I wouldn’t have been surprised if, for pulling his hair, he’d lashed out at her. And what a nightmare that would have been, with me half-conscious for the oxygen I’d been deprived while he had his hands around my neck, with me clearly incapable of fazing him even with the hardest punch it was in me to throw, and when he hadn’t expected it. But he was content to scream at her. And soon she was in tears.

They didn’t slow him down. “What the bloody hell do you think you’re doing pulling my bloody hair, you mad bitch?” he screamed into the beautiful face of the child I’d promised myself I’d find a way to protect. “Tell me! Fucking tell me!” I looked for a weapon. A rock. A brick fragment. But of course there were only empty plastic bottles. I could hardly breathe. I thought he might have ruptured my trachea or something.

I had no more need of a weapon, as he screamed, “Fuck!” at the top of his lungs into her face, spun on his heel, and stormed away, leaving
my daughter sobbing in humiliation where she stood.

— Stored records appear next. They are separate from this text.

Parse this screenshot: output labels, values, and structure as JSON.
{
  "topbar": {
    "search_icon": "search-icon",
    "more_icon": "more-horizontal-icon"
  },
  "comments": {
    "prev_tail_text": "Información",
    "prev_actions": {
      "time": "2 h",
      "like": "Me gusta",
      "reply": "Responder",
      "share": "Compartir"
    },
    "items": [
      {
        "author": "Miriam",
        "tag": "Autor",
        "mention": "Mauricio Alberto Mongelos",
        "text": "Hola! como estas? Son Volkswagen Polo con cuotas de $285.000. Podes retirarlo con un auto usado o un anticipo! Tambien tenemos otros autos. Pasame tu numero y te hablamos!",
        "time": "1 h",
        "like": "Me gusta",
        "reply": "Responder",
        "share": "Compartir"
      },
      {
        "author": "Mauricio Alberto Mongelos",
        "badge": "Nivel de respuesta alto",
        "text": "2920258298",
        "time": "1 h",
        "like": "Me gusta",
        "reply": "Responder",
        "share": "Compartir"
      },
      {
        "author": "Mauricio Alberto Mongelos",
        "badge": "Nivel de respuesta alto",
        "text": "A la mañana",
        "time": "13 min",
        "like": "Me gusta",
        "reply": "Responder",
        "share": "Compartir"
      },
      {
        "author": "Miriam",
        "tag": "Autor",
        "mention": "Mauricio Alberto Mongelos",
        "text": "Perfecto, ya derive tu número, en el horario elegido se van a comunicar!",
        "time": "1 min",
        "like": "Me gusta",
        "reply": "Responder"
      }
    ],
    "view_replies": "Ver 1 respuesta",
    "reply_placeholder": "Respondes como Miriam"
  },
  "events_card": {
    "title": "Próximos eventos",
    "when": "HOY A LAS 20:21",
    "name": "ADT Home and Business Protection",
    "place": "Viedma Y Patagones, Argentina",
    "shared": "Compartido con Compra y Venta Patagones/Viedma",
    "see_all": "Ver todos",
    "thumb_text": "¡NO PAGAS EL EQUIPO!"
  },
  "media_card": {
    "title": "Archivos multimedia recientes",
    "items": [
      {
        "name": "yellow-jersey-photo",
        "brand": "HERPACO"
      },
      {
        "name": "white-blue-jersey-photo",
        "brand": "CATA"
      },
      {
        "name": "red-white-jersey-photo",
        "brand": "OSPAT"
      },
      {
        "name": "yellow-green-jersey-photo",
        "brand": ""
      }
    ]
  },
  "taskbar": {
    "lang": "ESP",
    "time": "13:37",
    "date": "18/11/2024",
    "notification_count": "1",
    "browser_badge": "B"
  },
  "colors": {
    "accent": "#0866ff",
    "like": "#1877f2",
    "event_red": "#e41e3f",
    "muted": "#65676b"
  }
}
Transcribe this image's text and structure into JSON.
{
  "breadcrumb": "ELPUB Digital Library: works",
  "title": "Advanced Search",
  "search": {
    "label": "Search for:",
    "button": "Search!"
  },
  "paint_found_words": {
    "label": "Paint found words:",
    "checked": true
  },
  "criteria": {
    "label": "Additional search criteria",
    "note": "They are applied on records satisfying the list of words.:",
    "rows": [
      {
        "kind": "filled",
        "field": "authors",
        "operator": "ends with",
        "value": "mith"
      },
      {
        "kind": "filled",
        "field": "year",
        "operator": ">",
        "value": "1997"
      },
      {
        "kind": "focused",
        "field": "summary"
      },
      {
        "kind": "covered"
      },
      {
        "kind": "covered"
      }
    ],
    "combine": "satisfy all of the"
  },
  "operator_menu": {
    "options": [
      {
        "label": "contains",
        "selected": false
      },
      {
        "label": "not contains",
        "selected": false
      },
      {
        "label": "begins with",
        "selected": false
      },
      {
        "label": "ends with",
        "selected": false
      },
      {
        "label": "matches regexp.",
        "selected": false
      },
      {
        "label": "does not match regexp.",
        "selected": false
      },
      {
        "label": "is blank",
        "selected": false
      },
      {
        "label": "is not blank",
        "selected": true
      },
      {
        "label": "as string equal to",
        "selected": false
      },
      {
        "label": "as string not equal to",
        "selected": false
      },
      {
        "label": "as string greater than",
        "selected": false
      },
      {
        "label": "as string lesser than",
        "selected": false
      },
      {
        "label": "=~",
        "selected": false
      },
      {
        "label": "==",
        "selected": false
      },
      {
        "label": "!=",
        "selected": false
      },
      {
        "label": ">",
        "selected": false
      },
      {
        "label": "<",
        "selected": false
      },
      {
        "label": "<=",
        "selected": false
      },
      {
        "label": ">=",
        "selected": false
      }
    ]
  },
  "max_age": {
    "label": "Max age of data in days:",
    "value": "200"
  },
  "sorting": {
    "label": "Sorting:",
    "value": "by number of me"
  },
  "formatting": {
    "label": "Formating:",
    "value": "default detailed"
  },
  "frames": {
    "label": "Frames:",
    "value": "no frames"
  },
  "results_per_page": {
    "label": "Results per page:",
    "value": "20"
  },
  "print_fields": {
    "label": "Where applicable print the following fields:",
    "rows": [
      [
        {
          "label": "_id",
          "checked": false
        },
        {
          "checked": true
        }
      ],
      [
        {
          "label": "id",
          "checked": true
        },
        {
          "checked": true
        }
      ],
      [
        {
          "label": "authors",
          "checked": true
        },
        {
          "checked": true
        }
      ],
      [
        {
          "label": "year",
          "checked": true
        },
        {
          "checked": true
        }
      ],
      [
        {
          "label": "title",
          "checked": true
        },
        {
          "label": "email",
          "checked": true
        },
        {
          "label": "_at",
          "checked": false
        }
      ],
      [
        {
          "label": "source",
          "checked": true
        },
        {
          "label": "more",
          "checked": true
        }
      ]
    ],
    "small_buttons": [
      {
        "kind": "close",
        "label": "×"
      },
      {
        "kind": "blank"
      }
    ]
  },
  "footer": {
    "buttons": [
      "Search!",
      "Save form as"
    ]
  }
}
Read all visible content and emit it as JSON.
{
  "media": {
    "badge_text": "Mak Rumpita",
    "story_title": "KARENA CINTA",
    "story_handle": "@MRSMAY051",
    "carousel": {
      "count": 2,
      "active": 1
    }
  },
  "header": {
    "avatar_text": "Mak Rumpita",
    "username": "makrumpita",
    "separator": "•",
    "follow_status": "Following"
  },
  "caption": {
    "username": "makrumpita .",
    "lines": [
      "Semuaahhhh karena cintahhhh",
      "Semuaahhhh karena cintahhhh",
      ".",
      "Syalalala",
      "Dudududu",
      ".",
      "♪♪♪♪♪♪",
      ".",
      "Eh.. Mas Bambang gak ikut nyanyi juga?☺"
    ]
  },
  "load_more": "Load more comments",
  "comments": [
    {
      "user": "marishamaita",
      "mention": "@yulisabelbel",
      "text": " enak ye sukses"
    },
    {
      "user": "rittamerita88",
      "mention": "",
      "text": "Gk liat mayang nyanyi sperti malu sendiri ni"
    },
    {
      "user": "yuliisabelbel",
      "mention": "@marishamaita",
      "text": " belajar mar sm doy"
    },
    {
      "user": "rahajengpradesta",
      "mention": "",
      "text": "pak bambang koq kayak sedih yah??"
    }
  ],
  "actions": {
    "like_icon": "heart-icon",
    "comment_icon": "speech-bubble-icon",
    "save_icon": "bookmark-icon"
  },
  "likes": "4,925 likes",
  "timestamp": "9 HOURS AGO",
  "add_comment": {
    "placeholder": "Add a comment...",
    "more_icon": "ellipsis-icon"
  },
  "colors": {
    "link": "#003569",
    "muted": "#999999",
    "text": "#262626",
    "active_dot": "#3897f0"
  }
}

We looked at each other. And I’d imagined that her boyfriend’s face had been awful! It was the face of serenity and gentleness compared to Babooshka’s as she demanded, “Why did you come here? Why don’t you fucking leave me alone? Why don’t you get it through your head that I never want to fucking see you again? I hate you!”

That was bad. God knows that was bad. But it was about to get much worse. She too stormed away sobbing, but then returned, controlled now, speaking not from rage, but from the heart, speaking more quietly, but inflicting more pain than her boyfriend would have done with his hands if he’d been atop me for 10 more minutes. “It’s never going to be different,” she said. “You’re not going to change my mind. These are wounds that time isn’t going to heal. Do you understand? Well, do you?” I couldn’t speak. “I will never hate you less than I do at this moment,” she said. “So get back out of my life, and stay out of it this time.”

When I was a much younger man, I was astonished by one of the songs on The Beatles’
Revolver
album, that in which Paul McCartney described himself as being able to detect no sign of love in the eyes of someone who was abandoning him. I was young and naive then, and imagined that, as co-king of the world, McCartney could never have been subjected to anything like that. But if he hadn’t, how could he have described the feeling so perfectly in his song? And now, nearly 40 years later, the saddest song any Beatle had ever written had come true for me again. No sign of love behind tears cried for no one.